For Marilyn Nolen, parenting came a little later in life than she expected. With the help of assisted reproductive therapy (ART) and donor eggs, she finally became the proud mother of twin boys -- when she was 55 years old.
Now 65 and raising her two rambunctious ten-year-olds in Killeen, Tex., Nolen is one of a growing number of women in the U.S. who have entered motherhood post-40.
While birth rates in 2008 dropped among women in their teens, twenties, and thirties, the 40-to-44 age bracket saw a 4 percent increase in birth rate, according to a report released Tuesday by the Centers for Disease Control and Prevention.
Birth rates increased for mothers over 45 as well, with the number of births among these women increasing by 4 percent in the past year. What's more, women over 40 were also more likely to be first-time mothers than in past years, the report found.
"This increase is part of a general trend that we've seen over the past few decades," says Brady Hamilton, lead author on the study and researcher for the CDC's National Center for Health Statistics. "A rise in reproductive technology gives women more options and more women are choosing to postpone childbirth or have a second or third child later in life," he says.
This doesn't mean it's easy to conceive in mid-life, however, warns Dr. Marjorie Greenfield, author of "The Working Woman Pregnancy Book" and director of general obstetrics and gynecology at University Hospitals Case Medical Center.
"Statistics like this encourage putting off pregnancy even more. It gives women the illusion that the biological clock doesn't really start ticking until later," she says, "but most births over 45 are from egg donors. The chance of getting pregnant without assisted reproductive therapy after age 40 is only 10 percent," she says.

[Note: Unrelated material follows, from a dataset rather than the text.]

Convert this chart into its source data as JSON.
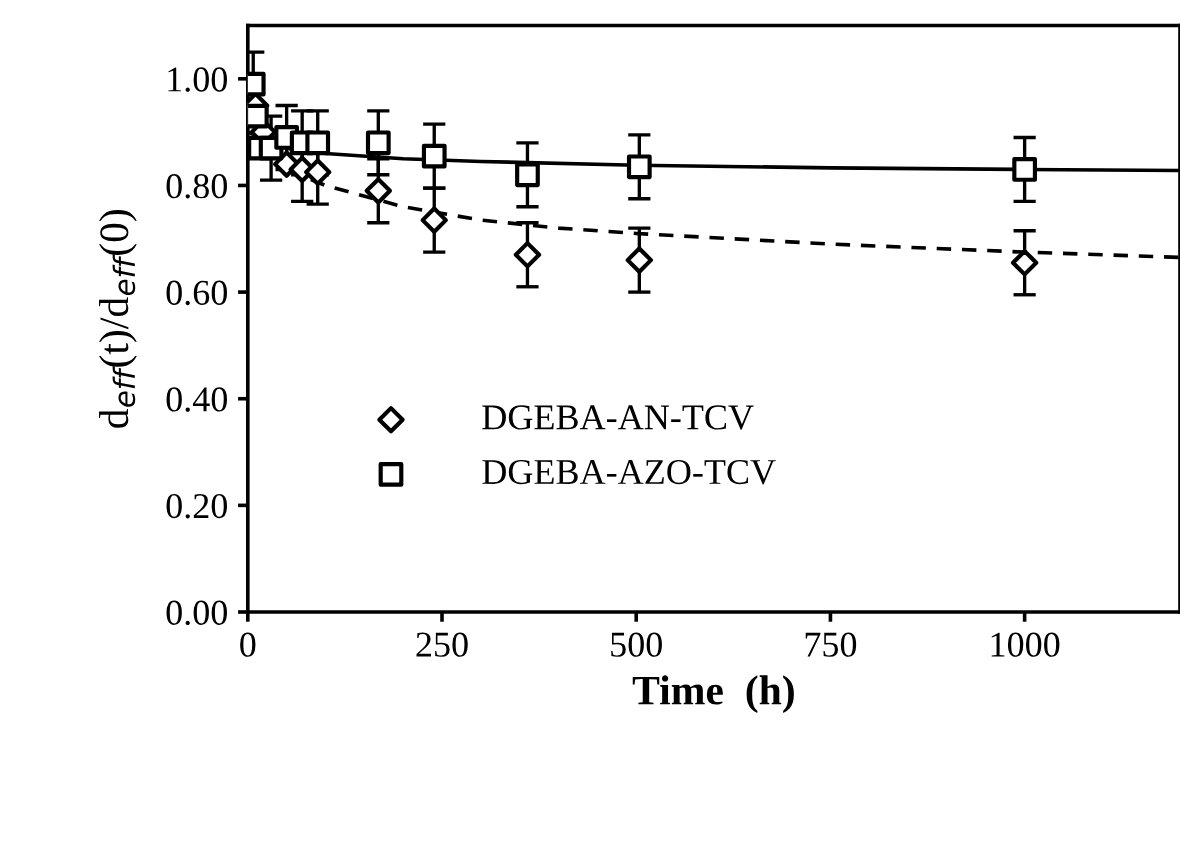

Because of her age, Nolen wasn't able to use her own eggs. After nearly a decade of failed attempts with other fertility treatment, using in vitro fertilization with a donor egg and her husband's sperm was the only treatment that was finally successful.
The rise in new and better reproductive technologies -- like those the Nolens used -- explains, in part, why more women are willing and able to conceive at middle age, Hamilton says.

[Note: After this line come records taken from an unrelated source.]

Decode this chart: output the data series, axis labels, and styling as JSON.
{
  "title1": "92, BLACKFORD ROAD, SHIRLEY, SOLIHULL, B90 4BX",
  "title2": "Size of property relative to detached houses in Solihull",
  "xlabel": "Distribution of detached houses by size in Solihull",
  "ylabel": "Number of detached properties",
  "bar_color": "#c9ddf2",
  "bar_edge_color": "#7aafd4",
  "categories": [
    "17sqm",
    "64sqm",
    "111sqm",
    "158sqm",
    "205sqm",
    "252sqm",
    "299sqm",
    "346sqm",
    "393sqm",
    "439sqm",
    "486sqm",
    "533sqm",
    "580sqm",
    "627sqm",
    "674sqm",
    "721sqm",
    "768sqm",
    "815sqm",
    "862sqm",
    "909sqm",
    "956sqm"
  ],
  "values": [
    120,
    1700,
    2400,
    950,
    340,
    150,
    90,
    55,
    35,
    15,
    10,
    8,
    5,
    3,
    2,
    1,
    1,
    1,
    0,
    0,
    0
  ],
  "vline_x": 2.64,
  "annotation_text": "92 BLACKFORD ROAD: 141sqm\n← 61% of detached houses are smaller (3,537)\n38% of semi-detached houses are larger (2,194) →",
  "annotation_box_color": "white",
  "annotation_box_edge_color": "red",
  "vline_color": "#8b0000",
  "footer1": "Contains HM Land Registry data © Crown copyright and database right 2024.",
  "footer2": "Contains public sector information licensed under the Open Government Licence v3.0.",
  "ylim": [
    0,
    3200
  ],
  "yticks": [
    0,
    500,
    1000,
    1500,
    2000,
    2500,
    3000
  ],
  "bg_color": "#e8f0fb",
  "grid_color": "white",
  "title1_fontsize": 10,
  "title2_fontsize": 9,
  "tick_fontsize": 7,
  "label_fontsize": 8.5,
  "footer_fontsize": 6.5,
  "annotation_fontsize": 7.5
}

"Assisted reproduction therapy and fertility treatments are feeding this trend," says Dr. Richard Paulson, chief of the division of reproductive endocrinology at the University of Southern California, "but it would be hard to tell how many people are actively waiting to have children [because they can use this technology] and how many are older women wanting to have children that now can because of an increasing social acceptance of being an older mother and this technology."

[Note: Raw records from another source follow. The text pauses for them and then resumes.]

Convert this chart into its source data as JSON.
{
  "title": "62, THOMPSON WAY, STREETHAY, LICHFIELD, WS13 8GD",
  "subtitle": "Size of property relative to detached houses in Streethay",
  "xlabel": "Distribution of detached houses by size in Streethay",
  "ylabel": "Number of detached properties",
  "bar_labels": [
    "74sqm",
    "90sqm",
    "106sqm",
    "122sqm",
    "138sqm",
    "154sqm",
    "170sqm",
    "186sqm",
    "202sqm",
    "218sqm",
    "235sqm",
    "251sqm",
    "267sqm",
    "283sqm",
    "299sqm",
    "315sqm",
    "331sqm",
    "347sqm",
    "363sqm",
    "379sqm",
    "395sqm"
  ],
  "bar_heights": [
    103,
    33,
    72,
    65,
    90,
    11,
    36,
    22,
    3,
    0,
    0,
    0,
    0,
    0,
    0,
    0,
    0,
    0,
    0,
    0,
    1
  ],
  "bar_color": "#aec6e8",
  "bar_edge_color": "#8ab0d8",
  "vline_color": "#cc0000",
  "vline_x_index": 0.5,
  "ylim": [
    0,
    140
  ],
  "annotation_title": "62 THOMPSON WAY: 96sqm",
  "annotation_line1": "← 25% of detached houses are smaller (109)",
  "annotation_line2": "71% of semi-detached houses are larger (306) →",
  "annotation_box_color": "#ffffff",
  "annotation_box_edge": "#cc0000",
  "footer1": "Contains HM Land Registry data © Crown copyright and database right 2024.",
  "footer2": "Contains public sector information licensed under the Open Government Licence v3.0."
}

Nolen and her husband Randy would fall into the second category, older parents who would say "life just kind of played out this way." Nolen was already over 40 when the two got married, so while they both wanted children, the opportunity to start a family together came later in life. But that family didn't come easily.
"I was healthy and worked as a coach -- I thought it would just happen," Nolen says, "but when it didn't and I wasn't getting pregnant, we tried the regular fertility things [like] artificial insemination…without success. When I turned 50, we gave up and tried to adopt."